Un autre réalisme-pessimisme imprégnait les conclusions de la conférence donnée au Centre communautaire laïc juif de Bruxelles par Félix Gutmacher le 17 février dernier. Adolescent déporté en camps annexes et à Auschwitz, il traduisait en mots - pour autant que faire se puisse - sa survie dans un univers plus que déshumanisé. Et soulignait l'importance des études et des enseignants de son époque. Il déplorait tristement une grave dégradation actuelle, se traduisant aussi bien par une perte de prestige des professeurs que par une perte de sens même des études, donc de la transmission de savoirs en vue d'une progression de l'humanité.
Cependant pour se limiter aux dernières expositions-conférences scolaires consacrées au Judenlager des Mazures et à ses déportés, et sans tomber dans une rechercher de bonne conscience, des nuances et même plus que des nuances, peuvent être énoncées. Au Centre de Formation pour Apprentis des Ardennes (Charleville-Mézières), quatre modules ont été proposés aux élèves. Trois de deux heures et le dernier de trois heures. Vous avez bien lu ! Nous ne sommes pas dans le domaine du zapping et des décrochages après quelques minutes d'exposé !
Certes rien n'est acquis à l'avance et la documentaliste du CFA, Véronique Alleguède, en prenant la responsabilité d'inviter et l'exposition et les conférences complémentaires, avait entendu auprès de ses collègues l'expression de craintes sur une éventualité de désintérêt voire de rejet par les jeunes apprentis.
Rien de tel néanmoins. Montée par l'équipe de la Bibliothèque centrale de Charleville-Mézières, sous l'impulsion et la responsabilité de Florence Subissati, l'exposition fut même retenue pour les journées portes ouvertes du CFA. Quant aux conférences, il s'avéra qu'au terme de deux et même de trois heures, tous les apprentis, loin de se précipiter pour quitter la salle de projection, se montraient désireux de prolonger encore les échanges !
Il convient peut-être d'y assister pour le croire, mais ces jeunes ne se montrent ni indifférents ni lassés par l'évocation de la Shoah. Leur intérêt n'a rien d'artificiel ni d'hypocrite. Il est porteur de promesses pour l'avenir.
(L'Union-L'Ardennais, 6/02/2006)
Le même constat se dégage du vernissage de l'exposition puis des trois premières conférences à l'Institut Technique de la Communauté Française Henri Maus de Namur. Or dans ce cas précis, il s'agit d'une première. Puisque jamais l'exposition ni une conférence publique n'avaient pu franchir auparavant la frontière belge. Même si tous les Juifs déportés des Mazures, l'avaient été de Belgique (Anvers).

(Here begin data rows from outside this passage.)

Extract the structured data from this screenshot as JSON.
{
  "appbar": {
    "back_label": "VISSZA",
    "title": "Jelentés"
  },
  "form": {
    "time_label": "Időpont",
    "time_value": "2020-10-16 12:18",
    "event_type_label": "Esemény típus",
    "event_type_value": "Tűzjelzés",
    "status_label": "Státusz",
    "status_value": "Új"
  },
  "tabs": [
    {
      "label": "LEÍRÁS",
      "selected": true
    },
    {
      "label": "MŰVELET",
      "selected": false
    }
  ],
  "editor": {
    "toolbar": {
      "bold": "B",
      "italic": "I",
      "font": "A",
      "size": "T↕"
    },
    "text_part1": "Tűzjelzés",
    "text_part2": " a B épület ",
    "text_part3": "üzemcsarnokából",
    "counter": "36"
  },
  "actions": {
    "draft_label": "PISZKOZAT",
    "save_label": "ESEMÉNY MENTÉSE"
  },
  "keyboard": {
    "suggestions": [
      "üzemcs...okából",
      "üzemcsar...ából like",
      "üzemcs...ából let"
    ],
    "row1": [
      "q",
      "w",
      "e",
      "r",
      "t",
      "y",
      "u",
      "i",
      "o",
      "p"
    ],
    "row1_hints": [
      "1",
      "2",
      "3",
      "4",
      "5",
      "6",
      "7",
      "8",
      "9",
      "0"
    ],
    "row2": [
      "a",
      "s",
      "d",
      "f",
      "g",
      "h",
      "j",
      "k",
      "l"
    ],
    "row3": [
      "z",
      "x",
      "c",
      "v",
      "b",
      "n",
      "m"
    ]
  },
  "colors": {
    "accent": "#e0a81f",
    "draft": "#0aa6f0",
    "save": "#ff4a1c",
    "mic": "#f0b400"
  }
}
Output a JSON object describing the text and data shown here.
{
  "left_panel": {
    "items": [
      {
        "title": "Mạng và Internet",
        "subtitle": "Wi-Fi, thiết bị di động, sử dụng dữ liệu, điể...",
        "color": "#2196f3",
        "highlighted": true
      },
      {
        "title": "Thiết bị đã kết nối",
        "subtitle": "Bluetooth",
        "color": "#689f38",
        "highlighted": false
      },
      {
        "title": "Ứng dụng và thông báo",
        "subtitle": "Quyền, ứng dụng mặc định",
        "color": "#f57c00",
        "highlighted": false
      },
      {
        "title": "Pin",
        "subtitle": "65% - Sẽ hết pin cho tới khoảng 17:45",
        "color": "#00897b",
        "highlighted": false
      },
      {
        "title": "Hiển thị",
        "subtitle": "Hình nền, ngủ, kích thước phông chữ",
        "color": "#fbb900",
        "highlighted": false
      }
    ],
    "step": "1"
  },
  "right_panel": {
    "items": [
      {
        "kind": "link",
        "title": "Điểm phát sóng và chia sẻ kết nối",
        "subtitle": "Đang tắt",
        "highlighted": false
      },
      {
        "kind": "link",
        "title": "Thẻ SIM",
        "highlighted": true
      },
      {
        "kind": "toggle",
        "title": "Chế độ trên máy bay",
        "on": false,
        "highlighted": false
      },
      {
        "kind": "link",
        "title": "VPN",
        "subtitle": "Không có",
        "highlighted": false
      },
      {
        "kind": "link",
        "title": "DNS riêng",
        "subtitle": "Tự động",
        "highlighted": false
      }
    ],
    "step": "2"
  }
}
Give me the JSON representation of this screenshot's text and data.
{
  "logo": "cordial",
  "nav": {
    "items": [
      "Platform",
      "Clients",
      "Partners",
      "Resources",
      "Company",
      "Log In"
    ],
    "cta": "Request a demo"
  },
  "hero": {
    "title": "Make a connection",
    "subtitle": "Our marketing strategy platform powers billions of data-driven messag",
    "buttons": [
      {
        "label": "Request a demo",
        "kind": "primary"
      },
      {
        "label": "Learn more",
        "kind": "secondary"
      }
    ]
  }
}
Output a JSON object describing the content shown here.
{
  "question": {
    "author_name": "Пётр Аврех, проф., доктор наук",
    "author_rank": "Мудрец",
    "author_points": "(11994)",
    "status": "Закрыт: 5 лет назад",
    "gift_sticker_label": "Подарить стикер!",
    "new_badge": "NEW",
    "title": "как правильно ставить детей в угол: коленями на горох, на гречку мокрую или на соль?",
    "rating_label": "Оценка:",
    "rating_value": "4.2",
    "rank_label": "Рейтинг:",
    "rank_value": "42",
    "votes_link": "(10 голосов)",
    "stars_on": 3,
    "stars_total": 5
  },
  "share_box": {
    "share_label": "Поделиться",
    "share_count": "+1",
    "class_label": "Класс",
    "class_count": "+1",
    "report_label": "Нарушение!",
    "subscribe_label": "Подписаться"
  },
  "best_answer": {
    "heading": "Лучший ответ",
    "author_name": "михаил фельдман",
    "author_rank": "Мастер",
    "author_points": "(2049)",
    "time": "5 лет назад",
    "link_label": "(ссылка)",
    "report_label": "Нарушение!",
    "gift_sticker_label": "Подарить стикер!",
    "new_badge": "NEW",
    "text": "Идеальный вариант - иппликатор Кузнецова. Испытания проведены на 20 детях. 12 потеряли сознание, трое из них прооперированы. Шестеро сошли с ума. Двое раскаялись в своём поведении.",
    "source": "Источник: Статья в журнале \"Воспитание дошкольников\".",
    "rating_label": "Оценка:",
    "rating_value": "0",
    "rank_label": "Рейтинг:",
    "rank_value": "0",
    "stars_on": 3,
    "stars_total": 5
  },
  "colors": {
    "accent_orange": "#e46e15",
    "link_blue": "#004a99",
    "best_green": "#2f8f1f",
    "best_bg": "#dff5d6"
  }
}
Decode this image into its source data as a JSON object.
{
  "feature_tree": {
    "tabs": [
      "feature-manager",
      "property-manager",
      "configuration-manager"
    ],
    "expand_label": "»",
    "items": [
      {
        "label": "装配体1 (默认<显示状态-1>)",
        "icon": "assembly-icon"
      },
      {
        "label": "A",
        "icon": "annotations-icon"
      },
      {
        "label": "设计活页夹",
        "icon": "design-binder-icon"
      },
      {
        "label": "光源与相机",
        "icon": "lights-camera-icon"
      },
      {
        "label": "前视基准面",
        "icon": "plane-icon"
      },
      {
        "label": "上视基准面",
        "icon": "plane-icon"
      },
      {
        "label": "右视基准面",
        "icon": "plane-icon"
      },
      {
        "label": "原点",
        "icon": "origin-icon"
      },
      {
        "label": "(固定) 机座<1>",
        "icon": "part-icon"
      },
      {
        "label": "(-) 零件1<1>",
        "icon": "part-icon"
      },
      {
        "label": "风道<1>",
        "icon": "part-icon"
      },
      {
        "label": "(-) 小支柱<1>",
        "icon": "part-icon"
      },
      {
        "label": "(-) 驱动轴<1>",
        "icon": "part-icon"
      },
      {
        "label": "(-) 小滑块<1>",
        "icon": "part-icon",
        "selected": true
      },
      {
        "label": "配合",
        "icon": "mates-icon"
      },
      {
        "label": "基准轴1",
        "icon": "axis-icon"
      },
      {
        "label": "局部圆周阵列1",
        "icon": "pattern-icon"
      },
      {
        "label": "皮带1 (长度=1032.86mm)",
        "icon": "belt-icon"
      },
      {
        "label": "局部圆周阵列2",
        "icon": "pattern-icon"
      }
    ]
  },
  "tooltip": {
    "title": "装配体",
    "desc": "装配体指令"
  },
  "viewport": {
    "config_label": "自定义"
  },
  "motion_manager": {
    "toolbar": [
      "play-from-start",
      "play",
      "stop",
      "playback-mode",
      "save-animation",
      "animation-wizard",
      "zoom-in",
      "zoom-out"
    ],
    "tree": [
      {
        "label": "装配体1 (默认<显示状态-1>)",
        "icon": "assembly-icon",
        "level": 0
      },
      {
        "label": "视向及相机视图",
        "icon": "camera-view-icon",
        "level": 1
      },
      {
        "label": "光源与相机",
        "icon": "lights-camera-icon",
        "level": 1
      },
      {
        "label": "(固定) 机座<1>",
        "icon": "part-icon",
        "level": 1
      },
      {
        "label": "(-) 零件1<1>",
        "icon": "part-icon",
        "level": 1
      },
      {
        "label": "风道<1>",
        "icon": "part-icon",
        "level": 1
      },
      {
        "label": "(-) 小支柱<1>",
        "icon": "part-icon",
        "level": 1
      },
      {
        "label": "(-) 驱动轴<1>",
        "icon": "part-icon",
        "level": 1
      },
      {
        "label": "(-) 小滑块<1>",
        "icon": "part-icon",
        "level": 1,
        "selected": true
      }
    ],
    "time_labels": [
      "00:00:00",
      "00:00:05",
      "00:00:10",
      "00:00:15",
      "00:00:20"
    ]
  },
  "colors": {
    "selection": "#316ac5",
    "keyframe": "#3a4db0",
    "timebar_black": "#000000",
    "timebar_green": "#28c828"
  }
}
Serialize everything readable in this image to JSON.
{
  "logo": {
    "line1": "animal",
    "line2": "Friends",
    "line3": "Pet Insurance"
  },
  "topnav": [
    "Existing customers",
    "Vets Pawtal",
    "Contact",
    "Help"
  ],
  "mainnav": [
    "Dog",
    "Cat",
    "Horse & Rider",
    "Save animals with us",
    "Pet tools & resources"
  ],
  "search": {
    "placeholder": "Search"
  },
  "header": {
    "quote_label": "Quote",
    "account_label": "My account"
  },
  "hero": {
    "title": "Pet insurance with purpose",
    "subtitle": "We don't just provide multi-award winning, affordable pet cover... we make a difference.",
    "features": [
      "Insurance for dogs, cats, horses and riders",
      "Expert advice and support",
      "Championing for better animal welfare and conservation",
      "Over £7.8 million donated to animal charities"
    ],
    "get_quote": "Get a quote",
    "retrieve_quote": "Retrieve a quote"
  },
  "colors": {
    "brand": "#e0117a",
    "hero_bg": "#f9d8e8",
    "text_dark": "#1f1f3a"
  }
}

A Namur, le directeur, Didier Leturcq, veut que son Institut développe aussi une éducation à la citoyenneté. Tout comme au CFA, l'atmosphère y règnant, n'est pas celle des incivilités, des confrontations agressives, de la quasi impossibilité pour l'enseignement d'assumer ses missions. Que du contraire. Et dans les classes d'histoire de Mme Duchesne, elle qui les conduit notamment à Auschwitz, les élèves de terminale ont réservé à l'évocation des Mazures une qualité d'attention et de réflexion remarquable.
Ainsi, tous ces jeunes sauvent-ils, en Ardennes de France et dans la capitale de la Wallonie, une mémoire que plus de soixante années d'occultation rendaient menacée de totale disparition ! Un dernier mot que l'on hésite à écrire mais tant pis. Il ne s'agit évidemment pas ici de racisme à rebours. Mais que soient aussi remerciés les élèves d'origine d'Afrique du Nord - parfois nombreux dans des classes rencontrées -et qui tous, sans exception, se sont montrés d'une grande dignité face à une histoire qui n'était pas celle de leurs parents et grands-parents, mais l'histoire d'un crime contre l'humanité toute entière.